Just Do It
Investing isn't a difficult thing to know how to do. You could cover most of that knowledge in an afternoon ‑ some variation of buy low, sell high. That's the gist.
Doing investing ‑ that takes a bit more. There are a lot of flavors, but the act ‑ buying a share of a company or bond ‑ is the same between investors. If a billion-dollar endowment, a quantitative hedge fund, an Apple executive, a day trader, and a Reddit enthusiast all buy a share of Apple, it’s the same, even if they all have very different reasons for their decision. It looks so easy a baby could do it.
There's a parallel with finding a DIY project on Pinterest or Tik Tok, say, making a fancy cake. You see the helpful tutorial. The friendly internet doer makes it look easy. Many underestimate how difficult the cake will be to make and decorate well. The fallout from these projects spawned an entire genre of comedy ‑ Pinterest Fails.
Or maybe you watched Novak Djokavic fall to Carlos Alcaraz at Wimbledon and had some thoughts. "If Nole just played that last set a little different he would have won." Never mind that he's one of the great tennis talents of all time. I'm guessing he knew what he needed to do to win, too. The hard part is doing it and against gutsy competition.
I know how to play tennis. I don't pretend that I'm any good at it. I can follow a recipe. I couldn’t turn out convincing Tromp L’oeil patisserie or even a hedgehog cake without a lot of practice. It’s one of the lessons of investing too: don’t expect it to be easy from the jump. Don't be that baby.
Doing investing ‑ there's a lot of technical stuff like understanding financial reporting, legal regimes and administrative routines like working with brokers. But the hard part, like tennis, like cheeky animal cakes ‑ or whatever your favorite Pinterest rabbit hole is ‑ is really about behaviors and habits.
LCM frequently points out the behaviors of other investors that lead to opportunities to make good investments. Maybe sometimes these are babies, sometimes it’s just a sophisticated investor with a different M.O. Emotional decision making. What's hot? What's not? Short-term time horizons. These types of flighty investor behaviors often lead to good investment opportunities for LCM.

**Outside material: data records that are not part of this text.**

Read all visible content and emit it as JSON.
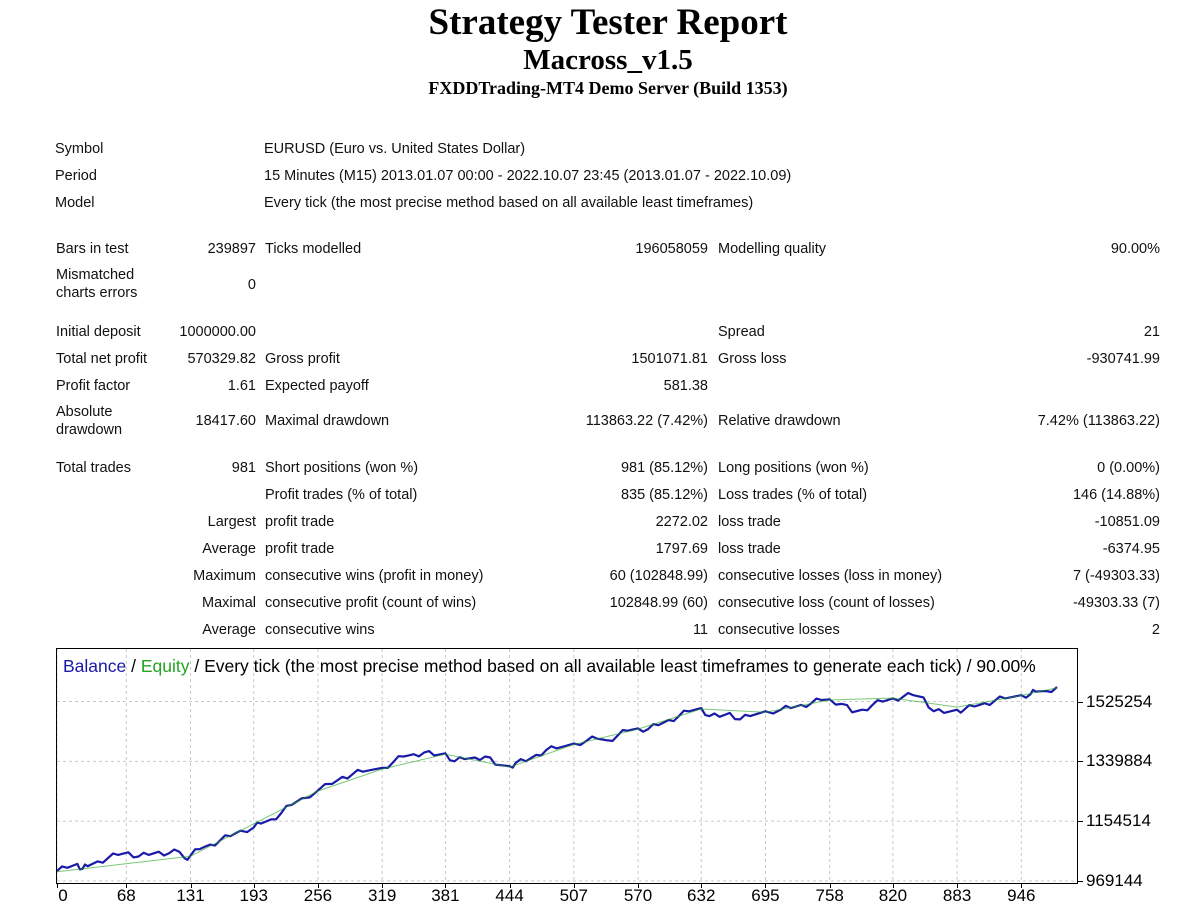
{
  "header": {
    "title": "Strategy Tester Report",
    "expert": "Macross_v1.5",
    "server": "FXDDTrading-MT4 Demo Server (Build 1353)"
  },
  "settings": {
    "symbol_label": "Symbol",
    "symbol_value": "EURUSD (Euro vs. United States Dollar)",
    "period_label": "Period",
    "period_value": "15 Minutes (M15) 2013.01.07 00:00 - 2022.10.07 23:45 (2013.01.07 - 2022.10.09)",
    "model_label": "Model",
    "model_value": "Every tick (the most precise method based on all available least timeframes)"
  },
  "stats": {
    "bars_label": "Bars in test",
    "bars_value": "239897",
    "ticks_label": "Ticks modelled",
    "ticks_value": "196058059",
    "quality_label": "Modelling quality",
    "quality_value": "90.00%",
    "mismatch_label": "Mismatched charts errors",
    "mismatch_value": "0",
    "deposit_label": "Initial deposit",
    "deposit_value": "1000000.00",
    "spread_label": "Spread",
    "spread_value": "21",
    "net_label": "Total net profit",
    "net_value": "570329.82",
    "gross_profit_label": "Gross profit",
    "gross_profit_value": "1501071.81",
    "gross_loss_label": "Gross loss",
    "gross_loss_value": "-930741.99",
    "pf_label": "Profit factor",
    "pf_value": "1.61",
    "payoff_label": "Expected payoff",
    "payoff_value": "581.38",
    "abs_dd_label": "Absolute drawdown",
    "abs_dd_value": "18417.60",
    "max_dd_label": "Maximal drawdown",
    "max_dd_value": "113863.22 (7.42%)",
    "rel_dd_label": "Relative drawdown",
    "rel_dd_value": "7.42% (113863.22)"
  },
  "trades": {
    "total_label": "Total trades",
    "total_value": "981",
    "short_label": "Short positions (won %)",
    "short_value": "981 (85.12%)",
    "long_label": "Long positions (won %)",
    "long_value": "0 (0.00%)",
    "profit_trades_label": "Profit trades (% of total)",
    "profit_trades_value": "835 (85.12%)",
    "loss_trades_label": "Loss trades (% of total)",
    "loss_trades_value": "146 (14.88%)",
    "largest_label": "Largest",
    "largest_profit_label": "profit trade",
    "largest_profit_value": "2272.02",
    "largest_loss_label": "loss trade",
    "largest_loss_value": "-10851.09",
    "average_label": "Average",
    "average_profit_label": "profit trade",
    "average_profit_value": "1797.69",
    "average_loss_label": "loss trade",
    "average_loss_value": "-6374.95",
    "maximum_label": "Maximum",
    "max_wins_label": "consecutive wins (profit in money)",
    "max_wins_value": "60 (102848.99)",
    "max_losses_label": "consecutive losses (loss in money)",
    "max_losses_value": "7 (-49303.33)",
    "maximal_label": "Maximal",
    "maximal_profit_label": "consecutive profit (count of wins)",
    "maximal_profit_value": "102848.99 (60)",
    "maximal_loss_label": "consecutive loss (count of losses)",
    "maximal_loss_value": "-49303.33 (7)",
    "avg2_label": "Average",
    "avg_wins_label": "consecutive wins",
    "avg_wins_value": "11",
    "avg_losses_label": "consecutive losses",
    "avg_losses_value": "2"
  },
  "chart": {
    "legend_balance": "Balance",
    "legend_sep1": " / ",
    "legend_equity": "Equity",
    "legend_rest": " / Every tick (the most precise method based on all available least timeframes to generate each tick) / 90.00%",
    "colors": {
      "balance": "#1a1aa8",
      "equity": "#22a422",
      "grid": "#c8c8c8"
    }
  },
  "chart_data": {
    "type": "line",
    "title": "",
    "xlabel": "",
    "ylabel": "",
    "x_ticks": [
      0,
      68,
      131,
      193,
      256,
      319,
      381,
      444,
      507,
      570,
      632,
      695,
      758,
      820,
      883,
      946
    ],
    "y_ticks": [
      969144,
      1154514,
      1339884,
      1525254
    ],
    "xlim": [
      0,
      981
    ],
    "ylim": [
      969144,
      1570329
    ],
    "grid": true,
    "series": [
      {
        "name": "Balance",
        "x": [
          0,
          10,
          20,
          25,
          30,
          40,
          50,
          60,
          70,
          80,
          90,
          100,
          110,
          120,
          125,
          131,
          140,
          150,
          160,
          170,
          180,
          193,
          200,
          210,
          220,
          230,
          240,
          256,
          270,
          280,
          290,
          300,
          319,
          330,
          340,
          350,
          360,
          370,
          381,
          390,
          400,
          410,
          420,
          430,
          444,
          450,
          460,
          470,
          480,
          490,
          507,
          520,
          530,
          540,
          550,
          560,
          570,
          580,
          590,
          600,
          610,
          620,
          632,
          640,
          650,
          660,
          670,
          680,
          695,
          710,
          720,
          730,
          740,
          750,
          758,
          770,
          780,
          790,
          800,
          810,
          820,
          830,
          840,
          850,
          860,
          870,
          883,
          890,
          900,
          910,
          920,
          930,
          946,
          955,
          960,
          970,
          981
        ],
        "y": [
          1000000,
          1010000,
          1022000,
          1007000,
          1015000,
          1030000,
          1040000,
          1050000,
          1058000,
          1045000,
          1050000,
          1060000,
          1055000,
          1060000,
          1040000,
          1048000,
          1068000,
          1082000,
          1095000,
          1108000,
          1125000,
          1135000,
          1147000,
          1160000,
          1180000,
          1205000,
          1225000,
          1250000,
          1270000,
          1292000,
          1300000,
          1308000,
          1320000,
          1338000,
          1355000,
          1362000,
          1367000,
          1358000,
          1365000,
          1340000,
          1347000,
          1352000,
          1355000,
          1330000,
          1325000,
          1335000,
          1340000,
          1360000,
          1375000,
          1380000,
          1395000,
          1405000,
          1410000,
          1405000,
          1420000,
          1435000,
          1442000,
          1440000,
          1452000,
          1468000,
          1480000,
          1495000,
          1505000,
          1480000,
          1478000,
          1490000,
          1470000,
          1480000,
          1495000,
          1500000,
          1505000,
          1515000,
          1520000,
          1530000,
          1532000,
          1518000,
          1492000,
          1500000,
          1515000,
          1525000,
          1535000,
          1540000,
          1545000,
          1538000,
          1495000,
          1490000,
          1500000,
          1500000,
          1510000,
          1520000,
          1528000,
          1535000,
          1545000,
          1548000,
          1556000,
          1558000,
          1570329
        ]
      },
      {
        "name": "Equity",
        "x": [
          0,
          131,
          256,
          319,
          381,
          444,
          507,
          570,
          632,
          695,
          758,
          820,
          883,
          946,
          981
        ],
        "y": [
          998000,
          1046000,
          1248000,
          1316000,
          1362000,
          1322000,
          1392000,
          1440000,
          1502000,
          1492000,
          1530000,
          1536000,
          1508000,
          1544000,
          1568000
        ]
      }
    ]
  }
}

The other side of that is not doing the behavior that leads to opportunities for others. LCM spends a good deal of energy putting frameworks and processes in place to minimize the chances of this happening and to take advantage of the babies out there smashing "buy" or "sell."
Investing-great Howard Marks wrote my second-favorite poorly-named investing book, "The Most Important Thing," that boils down “the most important thing” in investing to 20 chapters, each covering a different most important thing. And that's the point. Investing is a lot of things. All at once. Over time. Consistently. (Here’s the memo version)
It’s not enough when investing to know what to do and when. An investor has to actually do the right things in the right moments, to have the right habits in place, to behave the right way. That will drive long-term returns.